Traum? Kapitel 14

Kurzgeschichte zum Thema Meer

von  Manzanita

Unter dem Artikel hatte man einen roten Kasten abgedruckt, in dem dick und fett steht:


Falls Sie irgendeine Art Informationen haben, melden Sie sich bitte sofort unter der Rufnummer 112!


Soll ich jetzt die Feuerwehr anrufen und mit meinem Englisch-Niveau behaupten, ich wäre mit einem Rettungsboot mitten auf dem Meer? Nein, niemand würde mir glauben, nicht mal ich selber würde das glauben. Denn auf einem Rettungsboot mitten im Meer zu schwimmen, und sein Handy dabei zu haben, um die Zeitung zu lesen und danach die Feuerwehr zu rufen, das wist einfach viel zu unglaubwürdig. Das würde mir nie jemand glauben. Man würde mich im Stich lassen, für immer.

Aber eine Idee habe ich noch: Ich könnte ja so tun, als ob ich eine Person wäre, die mich gesehen hat, und die das jetzt melden möchte. Ich bräuchte nur eine gute Vorgeschichte und einen Namen. Oder keinen Namen. Ich könnte anonym sein. Mit einem Namen könnte man ja bestimmt herausfinden, wo ich wohne und wo ich arbeite und einen ausgedachten Namen würde man sofort detektieren, also verrate ich meinen Namen besser nicht.

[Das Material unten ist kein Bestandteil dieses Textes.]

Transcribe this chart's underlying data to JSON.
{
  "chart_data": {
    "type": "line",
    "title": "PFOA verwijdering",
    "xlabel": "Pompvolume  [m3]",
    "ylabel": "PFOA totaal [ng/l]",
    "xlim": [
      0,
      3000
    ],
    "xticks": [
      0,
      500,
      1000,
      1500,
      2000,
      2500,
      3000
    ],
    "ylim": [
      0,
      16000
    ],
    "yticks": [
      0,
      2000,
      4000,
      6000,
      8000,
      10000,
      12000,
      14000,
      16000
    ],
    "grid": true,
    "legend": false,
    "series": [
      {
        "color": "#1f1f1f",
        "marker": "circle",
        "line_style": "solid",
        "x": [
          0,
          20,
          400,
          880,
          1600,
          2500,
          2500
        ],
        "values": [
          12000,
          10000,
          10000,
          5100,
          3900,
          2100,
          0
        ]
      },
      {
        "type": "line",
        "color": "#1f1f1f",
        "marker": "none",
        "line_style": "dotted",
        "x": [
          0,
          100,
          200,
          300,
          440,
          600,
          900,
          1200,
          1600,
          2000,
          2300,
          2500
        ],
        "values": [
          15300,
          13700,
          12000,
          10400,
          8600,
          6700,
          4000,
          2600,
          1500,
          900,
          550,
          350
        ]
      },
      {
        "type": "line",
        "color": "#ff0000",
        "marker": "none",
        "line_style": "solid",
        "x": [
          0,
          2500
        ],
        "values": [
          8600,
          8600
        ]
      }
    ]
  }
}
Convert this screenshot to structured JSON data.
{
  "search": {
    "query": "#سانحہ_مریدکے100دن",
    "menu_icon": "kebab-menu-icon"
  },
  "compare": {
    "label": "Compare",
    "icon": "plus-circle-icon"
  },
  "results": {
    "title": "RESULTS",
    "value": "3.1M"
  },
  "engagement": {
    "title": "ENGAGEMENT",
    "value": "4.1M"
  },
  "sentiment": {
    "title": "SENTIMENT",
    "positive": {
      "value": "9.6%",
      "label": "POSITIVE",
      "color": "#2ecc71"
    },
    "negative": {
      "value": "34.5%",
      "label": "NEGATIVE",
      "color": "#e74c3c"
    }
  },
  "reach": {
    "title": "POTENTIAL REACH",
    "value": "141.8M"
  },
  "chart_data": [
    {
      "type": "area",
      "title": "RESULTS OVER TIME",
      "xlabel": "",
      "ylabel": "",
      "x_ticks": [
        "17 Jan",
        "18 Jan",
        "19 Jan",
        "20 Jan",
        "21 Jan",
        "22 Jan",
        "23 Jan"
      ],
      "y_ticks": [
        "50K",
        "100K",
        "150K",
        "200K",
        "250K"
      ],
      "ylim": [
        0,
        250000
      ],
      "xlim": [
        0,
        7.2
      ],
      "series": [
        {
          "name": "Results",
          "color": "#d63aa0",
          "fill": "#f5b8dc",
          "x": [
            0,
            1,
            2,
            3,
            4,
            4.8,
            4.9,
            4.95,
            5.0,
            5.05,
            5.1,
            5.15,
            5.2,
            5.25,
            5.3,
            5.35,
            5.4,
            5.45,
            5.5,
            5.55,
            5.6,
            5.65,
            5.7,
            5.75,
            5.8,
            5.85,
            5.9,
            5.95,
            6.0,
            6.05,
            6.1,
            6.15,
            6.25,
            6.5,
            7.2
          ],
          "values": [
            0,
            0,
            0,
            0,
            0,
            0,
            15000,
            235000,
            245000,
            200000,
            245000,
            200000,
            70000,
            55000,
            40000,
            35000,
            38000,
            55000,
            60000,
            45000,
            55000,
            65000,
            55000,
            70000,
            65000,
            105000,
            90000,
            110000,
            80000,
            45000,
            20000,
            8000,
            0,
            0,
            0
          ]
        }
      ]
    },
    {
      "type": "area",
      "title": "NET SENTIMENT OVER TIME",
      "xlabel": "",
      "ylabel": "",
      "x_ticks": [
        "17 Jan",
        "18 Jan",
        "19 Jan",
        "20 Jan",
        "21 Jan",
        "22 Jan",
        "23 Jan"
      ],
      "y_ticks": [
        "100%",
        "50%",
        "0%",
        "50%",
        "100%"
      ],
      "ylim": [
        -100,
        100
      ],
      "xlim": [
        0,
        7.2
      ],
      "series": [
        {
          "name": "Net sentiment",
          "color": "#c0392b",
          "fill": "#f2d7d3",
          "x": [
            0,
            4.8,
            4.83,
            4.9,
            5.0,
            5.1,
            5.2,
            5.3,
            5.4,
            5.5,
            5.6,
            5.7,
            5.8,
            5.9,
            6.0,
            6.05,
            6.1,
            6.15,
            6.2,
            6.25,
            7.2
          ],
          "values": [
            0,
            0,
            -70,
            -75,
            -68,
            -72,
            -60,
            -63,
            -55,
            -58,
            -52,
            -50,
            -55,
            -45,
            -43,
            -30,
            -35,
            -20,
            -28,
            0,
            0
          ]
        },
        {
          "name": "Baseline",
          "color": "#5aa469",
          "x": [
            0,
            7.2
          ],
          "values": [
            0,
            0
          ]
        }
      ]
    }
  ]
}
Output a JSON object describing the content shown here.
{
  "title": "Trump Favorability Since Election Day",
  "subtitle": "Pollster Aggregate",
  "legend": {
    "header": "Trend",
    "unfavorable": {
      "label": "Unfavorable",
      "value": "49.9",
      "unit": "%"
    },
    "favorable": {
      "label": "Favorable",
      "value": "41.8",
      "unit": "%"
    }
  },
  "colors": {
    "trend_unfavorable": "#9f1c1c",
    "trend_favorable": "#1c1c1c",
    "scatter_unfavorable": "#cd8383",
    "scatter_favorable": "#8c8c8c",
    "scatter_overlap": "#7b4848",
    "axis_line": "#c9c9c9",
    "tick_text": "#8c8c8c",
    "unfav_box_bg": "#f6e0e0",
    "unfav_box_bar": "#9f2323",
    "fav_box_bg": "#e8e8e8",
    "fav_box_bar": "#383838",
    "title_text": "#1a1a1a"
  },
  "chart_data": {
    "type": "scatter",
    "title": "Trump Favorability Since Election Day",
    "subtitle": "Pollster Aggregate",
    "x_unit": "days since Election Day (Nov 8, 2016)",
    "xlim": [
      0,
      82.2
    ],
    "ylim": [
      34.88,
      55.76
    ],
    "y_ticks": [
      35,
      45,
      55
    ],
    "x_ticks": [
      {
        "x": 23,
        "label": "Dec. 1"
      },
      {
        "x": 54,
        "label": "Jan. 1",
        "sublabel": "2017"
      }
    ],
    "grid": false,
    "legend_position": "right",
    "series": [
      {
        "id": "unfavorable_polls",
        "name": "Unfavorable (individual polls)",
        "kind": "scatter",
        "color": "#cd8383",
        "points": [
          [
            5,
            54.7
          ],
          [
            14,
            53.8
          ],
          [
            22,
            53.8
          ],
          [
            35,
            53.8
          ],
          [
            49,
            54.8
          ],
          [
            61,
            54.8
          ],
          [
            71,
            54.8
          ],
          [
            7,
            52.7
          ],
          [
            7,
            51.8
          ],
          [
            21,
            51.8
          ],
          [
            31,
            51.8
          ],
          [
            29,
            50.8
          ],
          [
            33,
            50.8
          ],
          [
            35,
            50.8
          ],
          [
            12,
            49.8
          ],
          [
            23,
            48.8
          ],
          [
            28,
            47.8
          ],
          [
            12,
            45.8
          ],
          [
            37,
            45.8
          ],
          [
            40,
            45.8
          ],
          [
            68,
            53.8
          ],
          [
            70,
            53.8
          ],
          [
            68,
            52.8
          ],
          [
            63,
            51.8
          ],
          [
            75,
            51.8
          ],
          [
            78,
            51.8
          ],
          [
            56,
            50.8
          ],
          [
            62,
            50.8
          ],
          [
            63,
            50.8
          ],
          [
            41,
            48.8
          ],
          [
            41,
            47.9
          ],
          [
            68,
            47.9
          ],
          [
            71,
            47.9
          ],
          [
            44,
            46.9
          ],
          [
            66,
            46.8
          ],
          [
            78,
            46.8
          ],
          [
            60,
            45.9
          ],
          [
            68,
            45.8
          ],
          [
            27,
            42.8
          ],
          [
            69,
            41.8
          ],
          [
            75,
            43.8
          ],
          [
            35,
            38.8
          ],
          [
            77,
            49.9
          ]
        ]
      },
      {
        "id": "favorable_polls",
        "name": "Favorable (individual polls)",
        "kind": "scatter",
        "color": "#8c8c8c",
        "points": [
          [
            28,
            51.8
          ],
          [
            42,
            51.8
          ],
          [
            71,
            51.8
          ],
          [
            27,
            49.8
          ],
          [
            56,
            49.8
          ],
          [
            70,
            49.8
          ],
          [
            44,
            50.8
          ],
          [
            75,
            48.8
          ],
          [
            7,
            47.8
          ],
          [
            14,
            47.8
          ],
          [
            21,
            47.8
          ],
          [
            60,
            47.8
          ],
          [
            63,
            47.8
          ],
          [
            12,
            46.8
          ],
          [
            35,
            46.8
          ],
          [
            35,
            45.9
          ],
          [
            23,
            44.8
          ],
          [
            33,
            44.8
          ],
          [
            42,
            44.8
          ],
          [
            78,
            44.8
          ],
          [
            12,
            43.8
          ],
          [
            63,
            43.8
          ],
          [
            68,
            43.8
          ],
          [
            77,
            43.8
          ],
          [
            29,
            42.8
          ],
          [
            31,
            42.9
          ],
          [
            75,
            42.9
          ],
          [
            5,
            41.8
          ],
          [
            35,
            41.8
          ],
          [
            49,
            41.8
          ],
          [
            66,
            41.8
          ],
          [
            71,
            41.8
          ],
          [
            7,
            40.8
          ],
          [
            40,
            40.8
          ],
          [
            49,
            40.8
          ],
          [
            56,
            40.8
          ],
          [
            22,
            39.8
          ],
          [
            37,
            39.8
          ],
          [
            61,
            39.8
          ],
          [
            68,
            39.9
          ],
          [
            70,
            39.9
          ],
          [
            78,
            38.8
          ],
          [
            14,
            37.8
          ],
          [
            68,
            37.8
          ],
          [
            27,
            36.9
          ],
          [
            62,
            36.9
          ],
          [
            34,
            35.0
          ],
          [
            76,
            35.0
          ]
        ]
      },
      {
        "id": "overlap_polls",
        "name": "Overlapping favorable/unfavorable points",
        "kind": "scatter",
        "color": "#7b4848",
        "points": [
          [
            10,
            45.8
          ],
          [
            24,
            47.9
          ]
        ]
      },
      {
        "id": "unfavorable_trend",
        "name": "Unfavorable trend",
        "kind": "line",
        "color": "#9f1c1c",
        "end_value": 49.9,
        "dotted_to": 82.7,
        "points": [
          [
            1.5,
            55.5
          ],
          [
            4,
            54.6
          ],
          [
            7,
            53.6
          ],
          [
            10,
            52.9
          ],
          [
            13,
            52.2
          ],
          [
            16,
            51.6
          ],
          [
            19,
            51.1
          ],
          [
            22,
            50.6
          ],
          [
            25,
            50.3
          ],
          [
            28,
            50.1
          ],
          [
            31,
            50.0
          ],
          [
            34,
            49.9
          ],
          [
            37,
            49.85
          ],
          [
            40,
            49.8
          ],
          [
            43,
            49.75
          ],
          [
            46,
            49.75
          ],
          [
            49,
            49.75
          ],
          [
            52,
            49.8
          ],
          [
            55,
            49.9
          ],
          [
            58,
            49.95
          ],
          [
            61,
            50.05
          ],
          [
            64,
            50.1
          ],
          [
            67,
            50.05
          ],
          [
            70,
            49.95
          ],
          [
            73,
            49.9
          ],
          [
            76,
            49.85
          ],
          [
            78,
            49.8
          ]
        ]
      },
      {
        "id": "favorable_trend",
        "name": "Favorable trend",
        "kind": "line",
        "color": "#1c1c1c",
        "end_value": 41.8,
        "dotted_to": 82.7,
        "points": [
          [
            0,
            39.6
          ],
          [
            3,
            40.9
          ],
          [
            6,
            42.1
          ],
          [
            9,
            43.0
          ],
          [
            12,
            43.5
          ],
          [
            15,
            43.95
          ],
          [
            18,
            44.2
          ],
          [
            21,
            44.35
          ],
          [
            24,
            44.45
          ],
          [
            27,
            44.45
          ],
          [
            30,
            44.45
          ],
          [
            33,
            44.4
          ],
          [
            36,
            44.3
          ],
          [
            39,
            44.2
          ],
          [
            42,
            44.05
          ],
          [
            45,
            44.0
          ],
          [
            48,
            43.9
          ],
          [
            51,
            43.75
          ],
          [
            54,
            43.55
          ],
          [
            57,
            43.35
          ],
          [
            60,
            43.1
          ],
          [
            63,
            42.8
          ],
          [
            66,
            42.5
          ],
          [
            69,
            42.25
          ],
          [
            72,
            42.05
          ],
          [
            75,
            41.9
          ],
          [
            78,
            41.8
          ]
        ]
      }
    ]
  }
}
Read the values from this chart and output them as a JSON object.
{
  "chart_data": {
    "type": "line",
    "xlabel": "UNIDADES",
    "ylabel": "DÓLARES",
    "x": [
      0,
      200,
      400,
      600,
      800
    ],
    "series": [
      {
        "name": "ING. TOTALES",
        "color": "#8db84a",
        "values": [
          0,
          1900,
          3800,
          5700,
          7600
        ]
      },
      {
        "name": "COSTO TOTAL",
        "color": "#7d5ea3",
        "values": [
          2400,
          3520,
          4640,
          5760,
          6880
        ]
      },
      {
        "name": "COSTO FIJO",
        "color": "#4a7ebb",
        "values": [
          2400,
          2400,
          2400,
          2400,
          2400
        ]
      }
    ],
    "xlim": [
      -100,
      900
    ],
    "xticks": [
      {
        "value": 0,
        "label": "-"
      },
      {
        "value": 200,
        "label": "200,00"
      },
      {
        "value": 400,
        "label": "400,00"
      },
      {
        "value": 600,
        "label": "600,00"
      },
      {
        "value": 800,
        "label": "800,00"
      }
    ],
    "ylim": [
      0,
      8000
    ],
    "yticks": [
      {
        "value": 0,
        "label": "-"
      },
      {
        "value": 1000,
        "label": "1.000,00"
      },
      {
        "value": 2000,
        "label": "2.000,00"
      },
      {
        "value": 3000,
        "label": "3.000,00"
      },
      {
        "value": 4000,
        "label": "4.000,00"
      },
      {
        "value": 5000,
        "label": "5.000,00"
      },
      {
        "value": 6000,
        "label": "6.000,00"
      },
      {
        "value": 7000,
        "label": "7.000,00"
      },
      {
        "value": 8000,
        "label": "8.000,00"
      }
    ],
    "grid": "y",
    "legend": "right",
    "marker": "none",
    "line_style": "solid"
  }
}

Ich brauche nur noch einen Grund dafür. Aber auch das müsste machbar sein. Ich könnte vielleicht als Fischer aufs Meer gefahren sein, und da hätte ich von weitem ein kleines Holzboot mit einer Person (also mich) gesehen. Ich wäre dann aber nicht näher zum Boot gefahren, weil ich dachte, es wäre ein Fischer, und weil ich in letzter Zeit ein wenig mit den anderen Kollegen zerstritten war. Als ich dann aber von dem untergegangenen Schiff las, rief ich sofort die Feuerwehr, denn es könne ja gut sein, dass ich einen Überlebenden gesehen hatte. Ich bin mir zwar nicht sicher, aber einen Fischer in so einer Entfernung von der Küste finde ich sowieso unrealistisch. Meinen Namen wolle ich aber nicht verraten, weil man mich sonst womöglich noch anklagen würde, ich hätte nicht sofort dem Jungen geholfen. 

Nachdem ich das gedacht hatte, entsperrte ich mein Handy (das sich gesperrt hatte) und tippte die Nummer 112 und dann auf das grüne Telefon.